You're post doesn't make much sense. First, I'm sure the Anglo "minority" as you call it is much higher than 15%. Second, the other population groups that make up the majority of the population when combined with this Anglo "minority" are descendents of the Dutch, Scandinavians and Germans. These countries all have vast social welfare systems. The fact is that few Americans who are not recent immigrants relate much to the countries where their ancestors came from, and most came at a time when there were no social welfare systems to speak of in any country.
Furthermore, to say that the US doesn't have social welfare systems in place is wrong. There is free education through high school, state universities, welfare, food stamps, unemployment insurance, amongst other programs. the one thing the US doesn't have like all other developed nations is universal health care. There is, however, Medicare for the elderly, and Medicaid for those that can't afford private hospitals or don't have adequate insurance coverage. The number of people in the latter category has grown to an alarming amount.
The reason there are so many people in the US that have fallen below the poverty line is that there has been an assault on the working people and the labor movement over the last 35 odd years that has resulted in lower real wages, no job security, diminished health care insurance, elimination of company pension plans and an outsourcing of what were decent paying (unionized manufacturing and service) jobs to countries where labor is cheaper. The industrial and financial elite in the US have seen their personal wealth skyrocket as they are realizing huge profits on all fronts from a rising stock market to overseas operations.
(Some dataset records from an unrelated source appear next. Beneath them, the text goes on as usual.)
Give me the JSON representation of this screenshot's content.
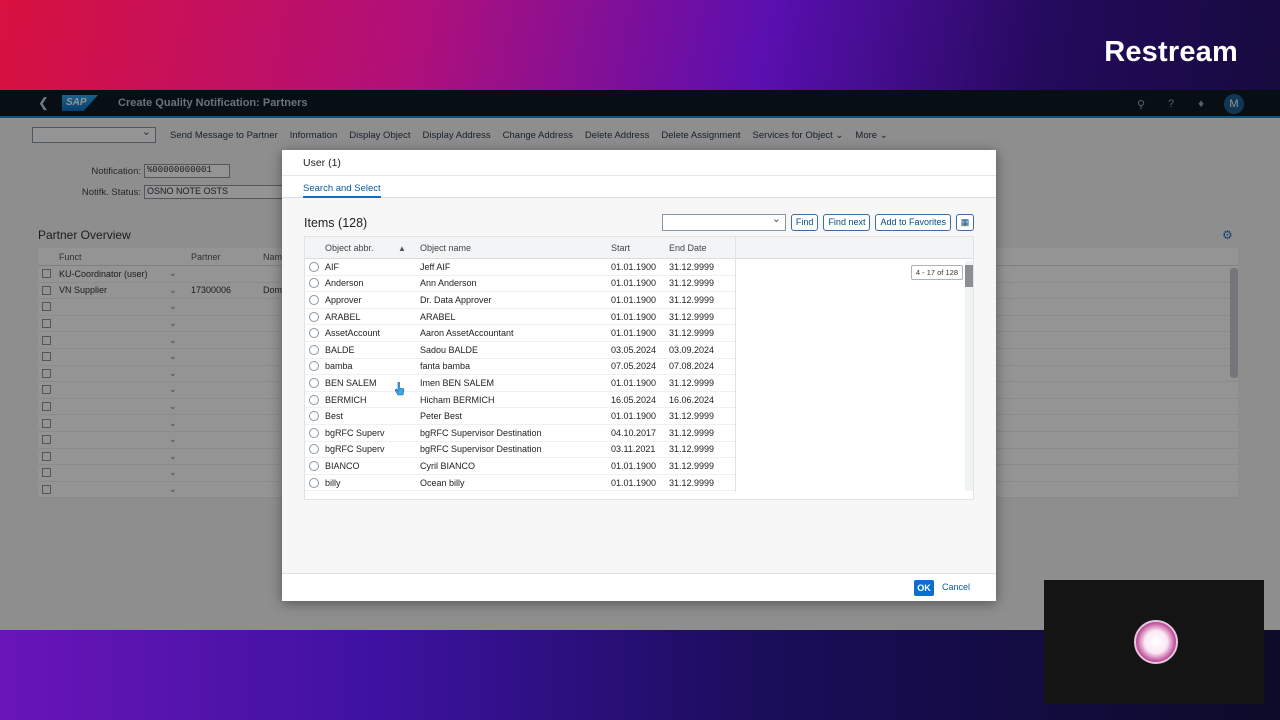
{
  "overlay_brand": "Restream",
  "shell": {
    "title": "Create Quality Notification: Partners",
    "logo": "SAP",
    "back_icon": "back-icon",
    "avatar_letter": "M",
    "accent_color": "#1b90d8"
  },
  "toolbar": {
    "items": [
      "Send Message to Partner",
      "Information",
      "Display Object",
      "Display Address",
      "Change Address",
      "Delete Address",
      "Delete Assignment",
      "Services for Object ⌄",
      "More ⌄"
    ]
  },
  "form": {
    "notification_label": "Notification:",
    "notification_value": "%00000000001",
    "status_label": "Notifk. Status:",
    "status_value": "OSNO NOTE OSTS"
  },
  "partner_overview": {
    "title": "Partner Overview",
    "headers": [
      "Funct",
      "Partner",
      "Nam"
    ],
    "rows": [
      {
        "funct": "KU-Coordinator (user)",
        "partner": "",
        "name": ""
      },
      {
        "funct": "VN Supplier",
        "partner": "17300006",
        "name": "Dom"
      }
    ],
    "empty_rows": 12
  },
  "dialog": {
    "title": "User (1)",
    "tab": "Search and Select",
    "items_title": "Items (128)",
    "find_label": "Find",
    "find_next_label": "Find next",
    "favorites_label": "Add to Favorites",
    "columns": [
      "Object abbr.",
      "Object name",
      "Start",
      "End Date"
    ],
    "scroll_tip": "4 - 17 of 128",
    "rows": [
      {
        "abbr": "AIF",
        "name": "Jeff AIF",
        "start": "01.01.1900",
        "end": "31.12.9999"
      },
      {
        "abbr": "Anderson",
        "name": "Ann Anderson",
        "start": "01.01.1900",
        "end": "31.12.9999"
      },
      {
        "abbr": "Approver",
        "name": "Dr. Data Approver",
        "start": "01.01.1900",
        "end": "31.12.9999"
      },
      {
        "abbr": "ARABEL",
        "name": "ARABEL",
        "start": "01.01.1900",
        "end": "31.12.9999"
      },
      {
        "abbr": "AssetAccount",
        "name": "Aaron AssetAccountant",
        "start": "01.01.1900",
        "end": "31.12.9999"
      },
      {
        "abbr": "BALDE",
        "name": "Sadou BALDE",
        "start": "03.05.2024",
        "end": "03.09.2024"
      },
      {
        "abbr": "bamba",
        "name": "fanta bamba",
        "start": "07.05.2024",
        "end": "07.08.2024"
      },
      {
        "abbr": "BEN SALEM",
        "name": "Imen BEN SALEM",
        "start": "01.01.1900",
        "end": "31.12.9999"
      },
      {
        "abbr": "BERMICH",
        "name": "Hicham BERMICH",
        "start": "16.05.2024",
        "end": "16.06.2024"
      },
      {
        "abbr": "Best",
        "name": "Peter Best",
        "start": "01.01.1900",
        "end": "31.12.9999"
      },
      {
        "abbr": "bgRFC Superv",
        "name": "bgRFC Supervisor Destination",
        "start": "04.10.2017",
        "end": "31.12.9999"
      },
      {
        "abbr": "bgRFC Superv",
        "name": "bgRFC Supervisor Destination",
        "start": "03.11.2021",
        "end": "31.12.9999"
      },
      {
        "abbr": "BIANCO",
        "name": "Cyril BIANCO",
        "start": "01.01.1900",
        "end": "31.12.9999"
      },
      {
        "abbr": "billy",
        "name": "Ocean billy",
        "start": "01.01.1900",
        "end": "31.12.9999"
      }
    ],
    "ok_label": "OK",
    "cancel_label": "Cancel"
  }
}
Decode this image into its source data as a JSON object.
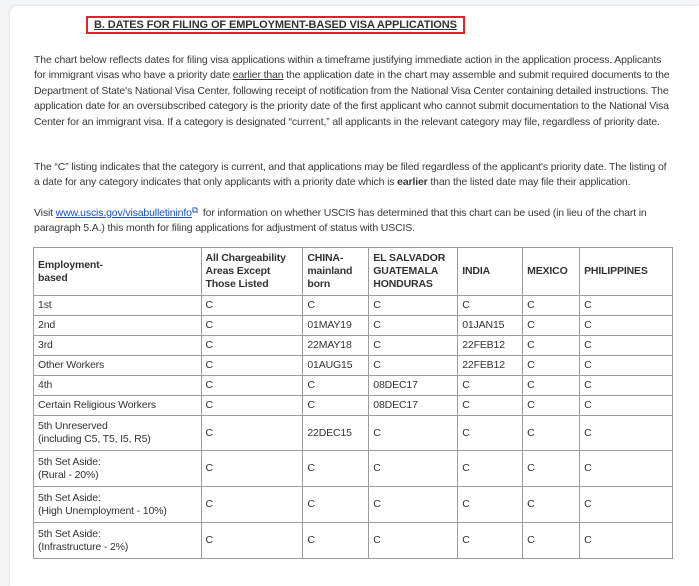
{
  "section_heading": "B.  DATES FOR FILING OF EMPLOYMENT-BASED VISA APPLICATIONS",
  "paragraph1": {
    "part1": "The chart below reflects dates for filing visa applications within a timeframe justifying immediate action in the application process. Applicants for immigrant visas who have a priority date ",
    "underlined": "earlier than",
    "part2": " the application date in the chart may assemble and submit required documents to the Department of State's National Visa Center, following receipt of notification from the National Visa Center containing detailed instructions. The application date for an oversubscribed category is the priority date of the first applicant who cannot submit documentation to the National Visa Center for an immigrant visa. If a category is designated “current,” all applicants in the relevant category may file, regardless of priority date."
  },
  "paragraph2": {
    "part1": "The “C” listing indicates that the category is current, and that applications may be filed regardless of the applicant's priority date. The listing of a date for any category indicates that only applicants with a priority date which is ",
    "bold": "earlier",
    "part2": " than the listed date may file their application."
  },
  "paragraph3": {
    "part1": "Visit ",
    "link": "www.uscis.gov/visabulletininfo",
    "part2": " for information on whether USCIS has determined that this chart can be used (in lieu of the chart in paragraph 5.A.) this month for filing applications for adjustment of status with USCIS."
  },
  "table": {
    "headers": [
      "Employment-\nbased",
      "All Chargeability\nAreas Except\nThose Listed",
      "CHINA-\nmainland\nborn",
      "EL SALVADOR\nGUATEMALA\nHONDURAS",
      "INDIA",
      "MEXICO",
      "PHILIPPINES"
    ],
    "rows": [
      [
        "1st",
        "C",
        "C",
        "C",
        "C",
        "C",
        "C"
      ],
      [
        "2nd",
        "C",
        "01MAY19",
        "C",
        "01JAN15",
        "C",
        "C"
      ],
      [
        "3rd",
        "C",
        "22MAY18",
        "C",
        "22FEB12",
        "C",
        "C"
      ],
      [
        "Other Workers",
        "C",
        "01AUG15",
        "C",
        "22FEB12",
        "C",
        "C"
      ],
      [
        "4th",
        "C",
        "C",
        "08DEC17",
        "C",
        "C",
        "C"
      ],
      [
        "Certain Religious Workers",
        "C",
        "C",
        "08DEC17",
        "C",
        "C",
        "C"
      ],
      [
        "5th Unreserved\n(including C5, T5, I5, R5)",
        "C",
        "22DEC15",
        "C",
        "C",
        "C",
        "C"
      ],
      [
        "5th Set Aside:\n(Rural - 20%)",
        "C",
        "C",
        "C",
        "C",
        "C",
        "C"
      ],
      [
        "5th Set Aside:\n(High Unemployment - 10%)",
        "C",
        "C",
        "C",
        "C",
        "C",
        "C"
      ],
      [
        "5th Set Aside:\n(Infrastructure - 2%)",
        "C",
        "C",
        "C",
        "C",
        "C",
        "C"
      ]
    ]
  },
  "colors": {
    "heading_border": "#e02323",
    "link": "#1a4fb8",
    "table_border": "#9c9c9c"
  },
  "icons": {
    "external_link": "external-link-icon"
  }
}
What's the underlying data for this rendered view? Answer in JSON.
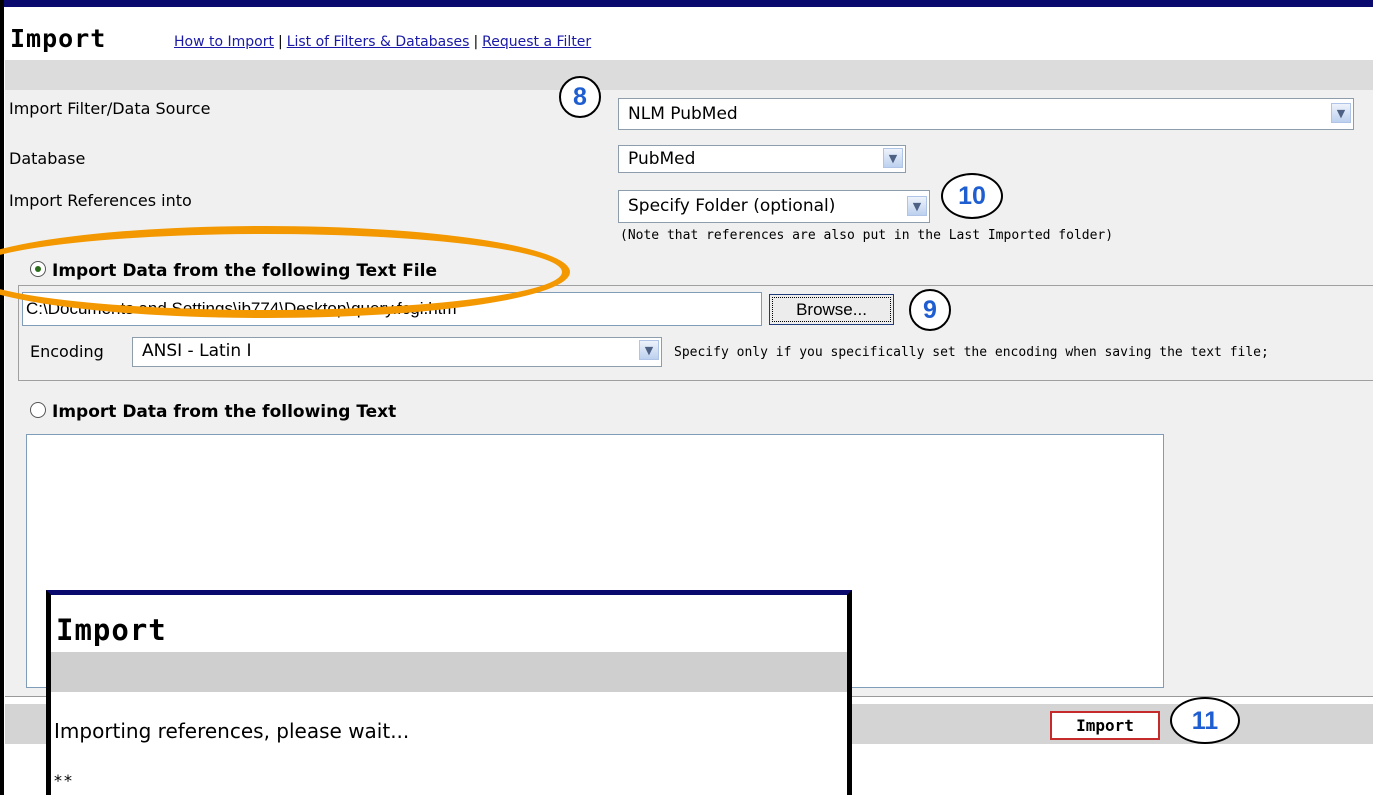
{
  "header": {
    "title": "Import",
    "links": [
      "How to Import",
      "List of Filters & Databases",
      "Request a Filter"
    ],
    "separator": "|"
  },
  "form": {
    "filter_label": "Import Filter/Data Source",
    "filter_value": "NLM PubMed",
    "database_label": "Database",
    "database_value": "PubMed",
    "folder_label": "Import References into",
    "folder_value": "Specify Folder (optional)",
    "folder_note": "(Note that references are also put in the Last Imported folder)"
  },
  "file_option": {
    "label": "Import Data from the following Text File",
    "selected": true,
    "path_value": "C:\\Documents and Settings\\jb774\\Desktop\\query.fcgi.htm",
    "browse_label": "Browse...",
    "encoding_label": "Encoding",
    "encoding_value": "ANSI - Latin I",
    "encoding_hint": "Specify only if you specifically set the encoding when saving the text file;"
  },
  "text_option": {
    "label": "Import Data from the following Text",
    "selected": false,
    "text_value": ""
  },
  "footer": {
    "import_label": "Import"
  },
  "callouts": {
    "c8": "8",
    "c9": "9",
    "c10": "10",
    "c11": "11"
  },
  "overlay": {
    "title": "Import",
    "message": "Importing references, please wait...",
    "progress": "**"
  },
  "colors": {
    "highlight_ellipse": "#f39800",
    "callout_text": "#1f5ed0",
    "import_border": "#c62b2b"
  }
}
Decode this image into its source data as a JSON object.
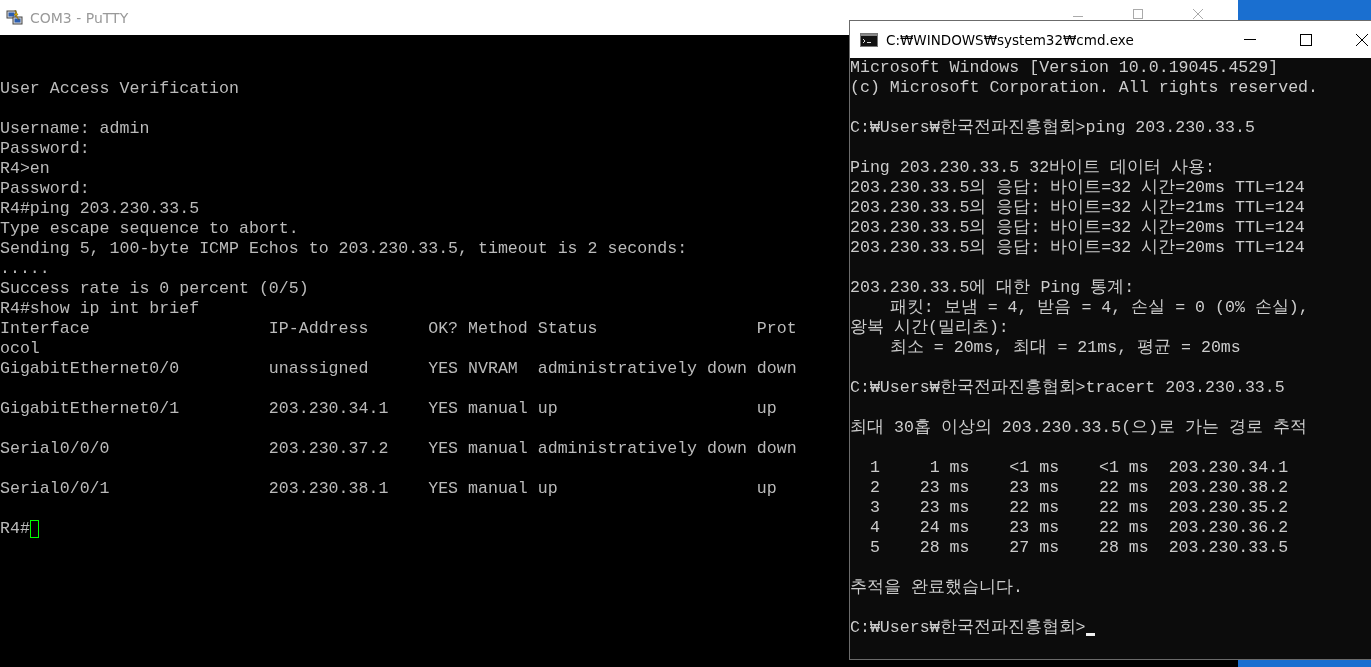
{
  "putty": {
    "title": "COM3 - PuTTY",
    "blocks": [
      [
        "User Access Verification"
      ],
      [
        "Username: admin",
        "Password:",
        "R4>en",
        "Password:",
        "R4#ping 203.230.33.5",
        "Type escape sequence to abort.",
        "Sending 5, 100-byte ICMP Echos to 203.230.33.5, timeout is 2 seconds:",
        ".....",
        "Success rate is 0 percent (0/5)",
        "R4#show ip int brief",
        "Interface                  IP-Address      OK? Method Status                Prot",
        "ocol",
        "GigabitEthernet0/0         unassigned      YES NVRAM  administratively down down"
      ],
      [
        "GigabitEthernet0/1         203.230.34.1    YES manual up                    up"
      ],
      [
        "Serial0/0/0                203.230.37.2    YES manual administratively down down"
      ],
      [
        "Serial0/0/1                203.230.38.1    YES manual up                    up"
      ]
    ],
    "prompt": "R4#"
  },
  "cmd": {
    "title": "C:₩WINDOWS₩system32₩cmd.exe",
    "blocks": [
      [
        "Microsoft Windows [Version 10.0.19045.4529]",
        "(c) Microsoft Corporation. All rights reserved."
      ],
      [
        "C:₩Users₩한국전파진흥협회>ping 203.230.33.5"
      ],
      [
        "Ping 203.230.33.5 32바이트 데이터 사용:",
        "203.230.33.5의 응답: 바이트=32 시간=20ms TTL=124",
        "203.230.33.5의 응답: 바이트=32 시간=21ms TTL=124",
        "203.230.33.5의 응답: 바이트=32 시간=20ms TTL=124",
        "203.230.33.5의 응답: 바이트=32 시간=20ms TTL=124"
      ],
      [
        "203.230.33.5에 대한 Ping 통계:",
        "    패킷: 보냄 = 4, 받음 = 4, 손실 = 0 (0% 손실),",
        "왕복 시간(밀리초):",
        "    최소 = 20ms, 최대 = 21ms, 평균 = 20ms"
      ],
      [
        "C:₩Users₩한국전파진흥협회>tracert 203.230.33.5"
      ],
      [
        "최대 30홉 이상의 203.230.33.5(으)로 가는 경로 추적"
      ],
      [
        "  1     1 ms    <1 ms    <1 ms  203.230.34.1",
        "  2    23 ms    23 ms    22 ms  203.230.38.2",
        "  3    23 ms    22 ms    22 ms  203.230.35.2",
        "  4    24 ms    23 ms    22 ms  203.230.36.2",
        "  5    28 ms    27 ms    28 ms  203.230.33.5"
      ],
      [
        "추적을 완료했습니다."
      ]
    ],
    "prompt": "C:₩Users₩한국전파진흥협회>"
  }
}
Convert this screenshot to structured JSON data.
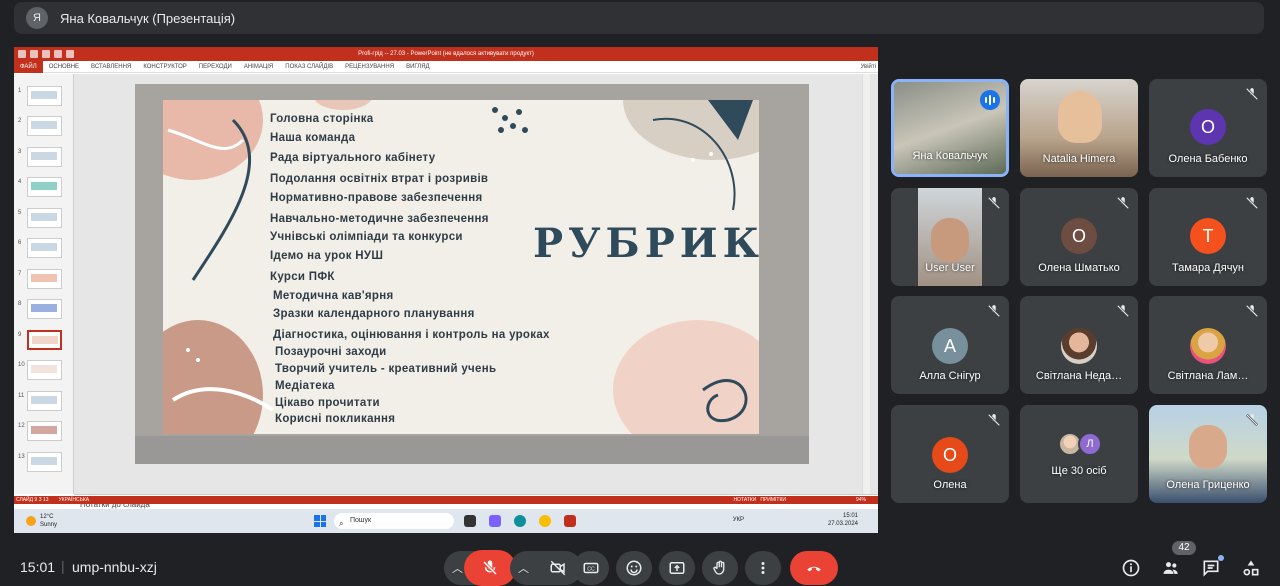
{
  "presenter": {
    "initial": "Я",
    "label": "Яна Ковальчук (Презентація)"
  },
  "ppt": {
    "title": "Profi-грід -- 27.03 - PowerPoint (не вдалося активувати продукт)",
    "tabs": [
      "ФАЙЛ",
      "ОСНОВНЕ",
      "ВСТАВЛЕННЯ",
      "КОНСТРУКТОР",
      "ПЕРЕХОДИ",
      "АНІМАЦІЯ",
      "ПОКАЗ СЛАЙДІВ",
      "РЕЦЕНЗУВАННЯ",
      "ВИГЛЯД"
    ],
    "user_label": "Увійті",
    "thumb_numbers": [
      "1",
      "2",
      "3",
      "4",
      "5",
      "6",
      "7",
      "8",
      "9",
      "10",
      "11",
      "12",
      "13"
    ],
    "notes_placeholder": "Нотатки до слайда",
    "status_left": "СЛАЙД 9 З 13",
    "status_lang": "УКРАЇНСЬКА",
    "status_notes": "НОТАТКИ",
    "status_comments": "ПРИМІТКИ",
    "zoom": "94%"
  },
  "slide": {
    "title": "РУБРИКИ",
    "items": [
      "Головна сторінка",
      "Наша команда",
      "Рада віртуального кабінету",
      "Подолання освітніх втрат і розривів",
      "Нормативно-правове забезпечення",
      "Навчально-методичне забезпечення",
      "Учнівські олімпіади та конкурси",
      "Ідемо на урок НУШ",
      "Курси ПФК",
      "Методична кав'ярня",
      "Зразки календарного планування",
      "Діагностика, оцінювання і контроль на уроках",
      "Позаурочні заходи",
      "Творчий учитель - креативний учень",
      "Медіатека",
      "Цікаво прочитати",
      "Корисні покликання"
    ]
  },
  "taskbar": {
    "weather_temp": "12°C",
    "weather_desc": "Sunny",
    "search_placeholder": "Пошук",
    "lang": "УКР",
    "time": "15:01",
    "date": "27.03.2024"
  },
  "participants": [
    {
      "name": "Яна Ковальчук",
      "type": "video",
      "speaking": true
    },
    {
      "name": "Natalia Himera",
      "type": "video"
    },
    {
      "name": "Олена Бабенко",
      "initial": "О",
      "color": "#5e35b1",
      "muted": true
    },
    {
      "name": "User User",
      "type": "video",
      "muted": true
    },
    {
      "name": "Олена Шматько",
      "initial": "О",
      "color": "#6d4c41",
      "muted": true
    },
    {
      "name": "Тамара Дячун",
      "initial": "Т",
      "color": "#f4511e",
      "muted": true
    },
    {
      "name": "Алла Снігур",
      "initial": "А",
      "color": "#78909c",
      "muted": true
    },
    {
      "name": "Світлана Неда…",
      "type": "photo",
      "muted": true
    },
    {
      "name": "Світлана Лам…",
      "type": "photo",
      "muted": true
    },
    {
      "name": "Олена",
      "initial": "О",
      "color": "#e64a19",
      "muted": true
    },
    {
      "name": "Ще 30 осіб",
      "type": "more",
      "initial": "Л"
    },
    {
      "name": "Олена Гриценко",
      "type": "video",
      "muted": true
    }
  ],
  "meeting": {
    "time": "15:01",
    "separator": "|",
    "code": "ump-nnbu-xzj",
    "people_count": "42"
  },
  "colors": {
    "end_call": "#ea4335",
    "mic_off": "#ea4335",
    "accent": "#8ab4f8"
  }
}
At the same time their tax rates have plummeted and loopholes to avoid or defer taxes have risen. These two facts, lower wages for workers and lower taxes paid by the wealthy, have eroded the US government's tax base at all four levels of government. This has resulted in increased US government debt.
To maintain the illusion of an increasing standard of living for the average citizen, borrowing became much easier as lending regulations and guidelines to risk management were thrown out by elected officials (the handmaids of the private elite). Consumption rose as did debt. When this house of cards collapsed in 2008, it resulted in the economic mess of today, where the people have no money to help themselves, and the government has no money to help the people.
The wealthy and the corporations are, however, sitting on trillions and trillions of dollars of cash, securities and fixed assets, both in the US and abroad.